When my new book, DEAD OF THE DAY, came out, I was interviewed by Joe Meyers, the book editor at the Connecticut Post. He commented that this book was much more "thriller-like" than my previous two more traditional mysteries and asked if I meant to write it that way. I did.
I never want to write the same book twice. SACRED COWS was in the vein of a traditional mystery, with a dead body in the first chapter and my sleuth, police reporter Annie Seymour, racing to discover who killed her without getting killed herself. The second, SECONDHAND SMOKE, is what I call my "mob book." It explores the history of the mafia in New Haven, Connecticut, and I used actual FBI reports and picked my husband's brain. He's working on a nonfiction book about that very issue. When it came time to write DEAD OF THE DAY, I wanted to ratchet it up a notch, adding more action, a faster pace, with a very uncertain end and a lot of twists and turns. It was great fun. The fourth book in the series, SHOT GIRL, will be out next fall, and in that one, Annie is an unreliable narrator, which I think gives the book more psychological suspense.

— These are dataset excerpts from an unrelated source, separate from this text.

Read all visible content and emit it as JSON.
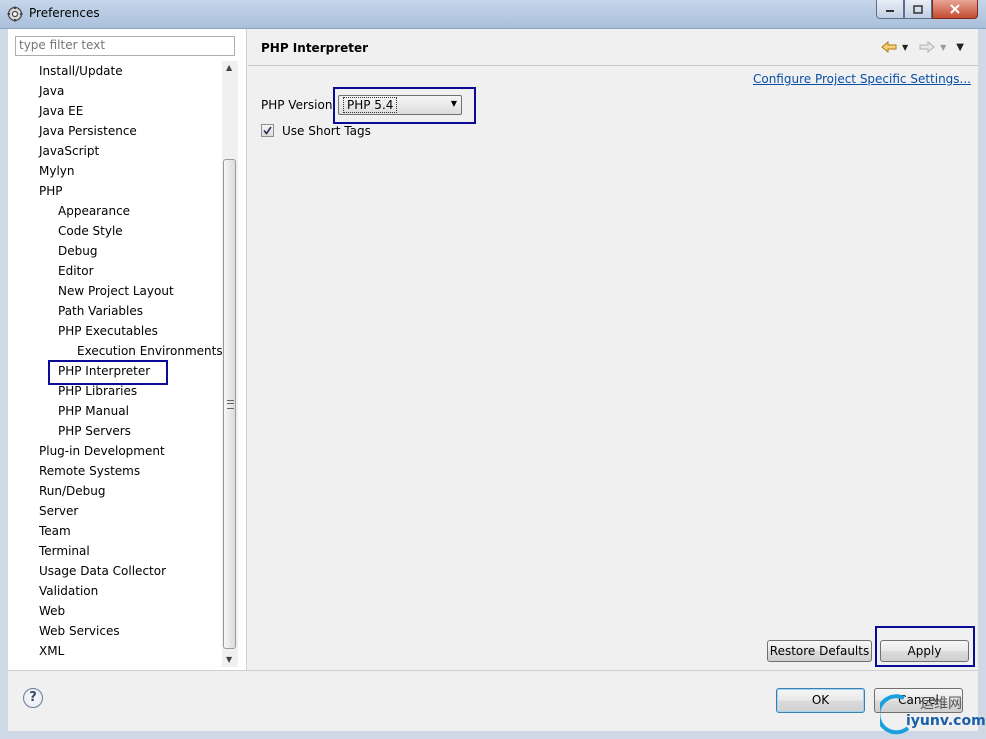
{
  "window": {
    "title": "Preferences"
  },
  "filter": {
    "placeholder": "type filter text"
  },
  "tree": {
    "items": [
      {
        "label": "Install/Update",
        "level": 0
      },
      {
        "label": "Java",
        "level": 0
      },
      {
        "label": "Java EE",
        "level": 0
      },
      {
        "label": "Java Persistence",
        "level": 0
      },
      {
        "label": "JavaScript",
        "level": 0
      },
      {
        "label": "Mylyn",
        "level": 0
      },
      {
        "label": "PHP",
        "level": 0
      },
      {
        "label": "Appearance",
        "level": 1
      },
      {
        "label": "Code Style",
        "level": 1
      },
      {
        "label": "Debug",
        "level": 1
      },
      {
        "label": "Editor",
        "level": 1
      },
      {
        "label": "New Project Layout",
        "level": 1
      },
      {
        "label": "Path Variables",
        "level": 1
      },
      {
        "label": "PHP Executables",
        "level": 1
      },
      {
        "label": "Execution Environments",
        "level": 2
      },
      {
        "label": "PHP Interpreter",
        "level": 1,
        "selected": true
      },
      {
        "label": "PHP Libraries",
        "level": 1
      },
      {
        "label": "PHP Manual",
        "level": 1
      },
      {
        "label": "PHP Servers",
        "level": 1
      },
      {
        "label": "Plug-in Development",
        "level": 0
      },
      {
        "label": "Remote Systems",
        "level": 0
      },
      {
        "label": "Run/Debug",
        "level": 0
      },
      {
        "label": "Server",
        "level": 0
      },
      {
        "label": "Team",
        "level": 0
      },
      {
        "label": "Terminal",
        "level": 0
      },
      {
        "label": "Usage Data Collector",
        "level": 0
      },
      {
        "label": "Validation",
        "level": 0
      },
      {
        "label": "Web",
        "level": 0
      },
      {
        "label": "Web Services",
        "level": 0
      },
      {
        "label": "XML",
        "level": 0
      }
    ]
  },
  "page": {
    "title": "PHP Interpreter",
    "configure_link": "Configure Project Specific Settings...",
    "php_version_label": "PHP Version",
    "php_version_value": "PHP 5.4",
    "short_tags_label": "Use Short Tags",
    "short_tags_checked": true
  },
  "buttons": {
    "restore_defaults": "Restore Defaults",
    "apply": "Apply",
    "ok": "OK",
    "cancel": "Cancel",
    "help": "?"
  },
  "watermark": {
    "line1": "运维网",
    "line2": "iyunv.com"
  },
  "colors": {
    "highlight_box": "#0a0a96",
    "link": "#0a4fa8"
  }
}
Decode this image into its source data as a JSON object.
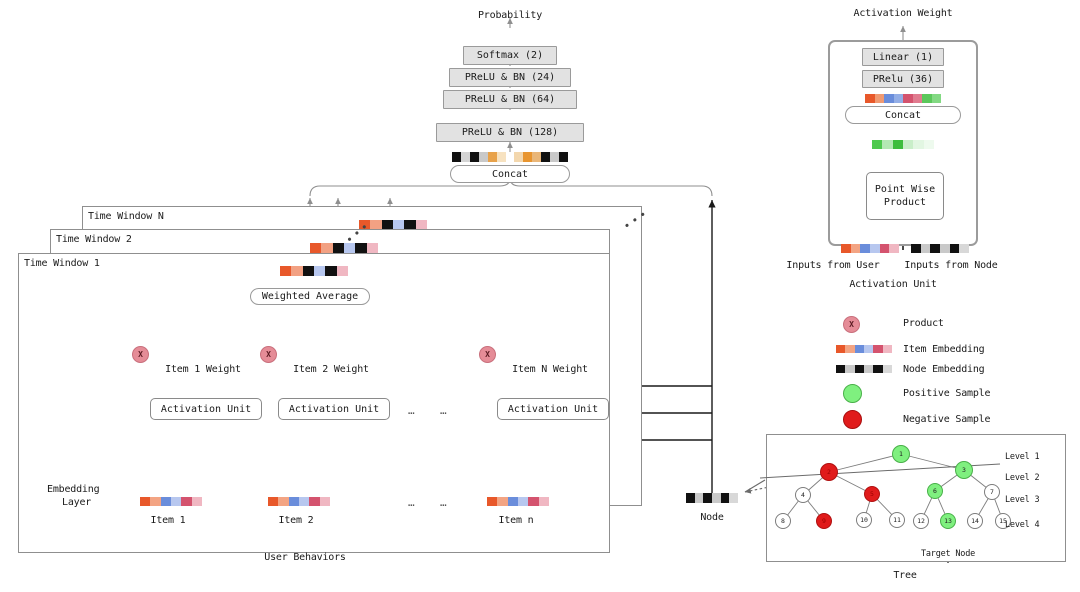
{
  "top_stack": {
    "output_label": "Probability",
    "layers": [
      {
        "label": "Softmax (2)"
      },
      {
        "label": "PReLU & BN (24)"
      },
      {
        "label": "PReLU & BN (64)"
      },
      {
        "label": "PReLU & BN (128)"
      }
    ],
    "concat_label": "Concat"
  },
  "time_windows": [
    {
      "label": "Time Window N"
    },
    {
      "label": "Time Window 2"
    },
    {
      "label": "Time Window 1"
    }
  ],
  "main_panel": {
    "weighted_average_label": "Weighted Average",
    "product_symbol": "X",
    "item_weights": [
      "Item 1 Weight",
      "Item 2 Weight",
      "Item N Weight"
    ],
    "activation_unit_label": "Activation Unit",
    "items": [
      "Item 1",
      "Item 2",
      "Item n"
    ],
    "ellipsis": "…",
    "embedding_layer_label_line1": "Embedding",
    "embedding_layer_label_line2": "Layer",
    "user_behaviors_label": "User Behaviors",
    "node_label": "Node"
  },
  "activation_unit_detail": {
    "title": "Activation Weight",
    "caption": "Activation Unit",
    "linear_label": "Linear (1)",
    "prelu_label": "PRelu (36)",
    "concat_label": "Concat",
    "product_label_line1": "Point Wise",
    "product_label_line2": "Product",
    "input_user_label": "Inputs from User",
    "input_node_label": "Inputs from Node"
  },
  "legend": {
    "items": [
      {
        "label": "Product",
        "type": "product",
        "color": "#e58c97"
      },
      {
        "label": "Item Embedding",
        "type": "item-embedding"
      },
      {
        "label": "Node Embedding",
        "type": "node-embedding"
      },
      {
        "label": "Positive Sample",
        "type": "circle",
        "color": "#7ff07f"
      },
      {
        "label": "Negative Sample",
        "type": "circle",
        "color": "#e01b1b"
      }
    ]
  },
  "tree": {
    "caption": "Tree",
    "target_label": "Target Node",
    "levels": [
      "Level 1",
      "Level 2",
      "Level 3",
      "Level 4"
    ],
    "nodes": [
      {
        "id": "1",
        "level": 1,
        "state": "positive"
      },
      {
        "id": "2",
        "level": 2,
        "state": "negative"
      },
      {
        "id": "3",
        "level": 2,
        "state": "positive"
      },
      {
        "id": "4",
        "level": 3,
        "state": "normal"
      },
      {
        "id": "5",
        "level": 3,
        "state": "negative"
      },
      {
        "id": "6",
        "level": 3,
        "state": "positive"
      },
      {
        "id": "7",
        "level": 3,
        "state": "normal"
      },
      {
        "id": "8",
        "level": 4,
        "state": "normal"
      },
      {
        "id": "9",
        "level": 4,
        "state": "negative"
      },
      {
        "id": "10",
        "level": 4,
        "state": "normal"
      },
      {
        "id": "11",
        "level": 4,
        "state": "normal"
      },
      {
        "id": "12",
        "level": 4,
        "state": "normal"
      },
      {
        "id": "13",
        "level": 4,
        "state": "positive"
      },
      {
        "id": "14",
        "level": 4,
        "state": "normal"
      },
      {
        "id": "15",
        "level": 4,
        "state": "normal"
      }
    ]
  },
  "colors": {
    "item_embedding": [
      "#e8582a",
      "#f3a483",
      "#6a8ddb",
      "#b7c7ef",
      "#d4536e",
      "#f0b7c2"
    ],
    "node_embedding": [
      "#111111",
      "#c9c9c9",
      "#111111",
      "#c9c9c9",
      "#111111",
      "#d8d8d8"
    ],
    "concat_bar": [
      "#111111",
      "#d4d4d4",
      "#111111",
      "#c9c9c9",
      "#e8a24a",
      "#f7e2c0",
      "#ffffff",
      "#f3d7ad",
      "#e8952f",
      "#e9b678",
      "#111111",
      "#c9c9c9",
      "#111111"
    ],
    "au_concat_bar": [
      "#e8582a",
      "#f09a72",
      "#6a8ddb",
      "#93aee6",
      "#d4536e",
      "#e07b8f",
      "#5bc85b",
      "#83d983"
    ],
    "green_bar": [
      "#4ec94e",
      "#b4e8b4",
      "#3ebd3e",
      "#c9eec9",
      "#e2f6e2",
      "#eefaee"
    ],
    "positive": "#7ff07f",
    "negative": "#e01b1b",
    "product": "#e58c97",
    "line": "#8f8f8f",
    "line_dark": "#222222"
  }
}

When writing a mystery series, I think the author has an obligation to the reader to change it up a bit, with style and most definitely evolving the characters. Marcia Muller does this brilliantly with her Sharon McCone books, and Sara Paretsky's VI Warshawski grows throughout the series. I've used those two authors as my examples in what I'd like to do in my series. I don't want Annie to be the same in the last book as she is in the first.
Writing a series could be considered "easier" because the author knows the characters, and to some extent, that's true. I hear Annie's voice in my head, I know how she'll behave, I know what she'll say in any given situation. But she's also surprised me, and when that happens, I have to adjust to her evolution. Also, knowing the characters leaves me a little more wiggle room as far as developing good plots. That's where it gets hard: Wanting to change it up, challenging myself as a writer, adding more layers and more red herrings. And with all that, staying true to Annie's voice. But I enjoy a good challenge.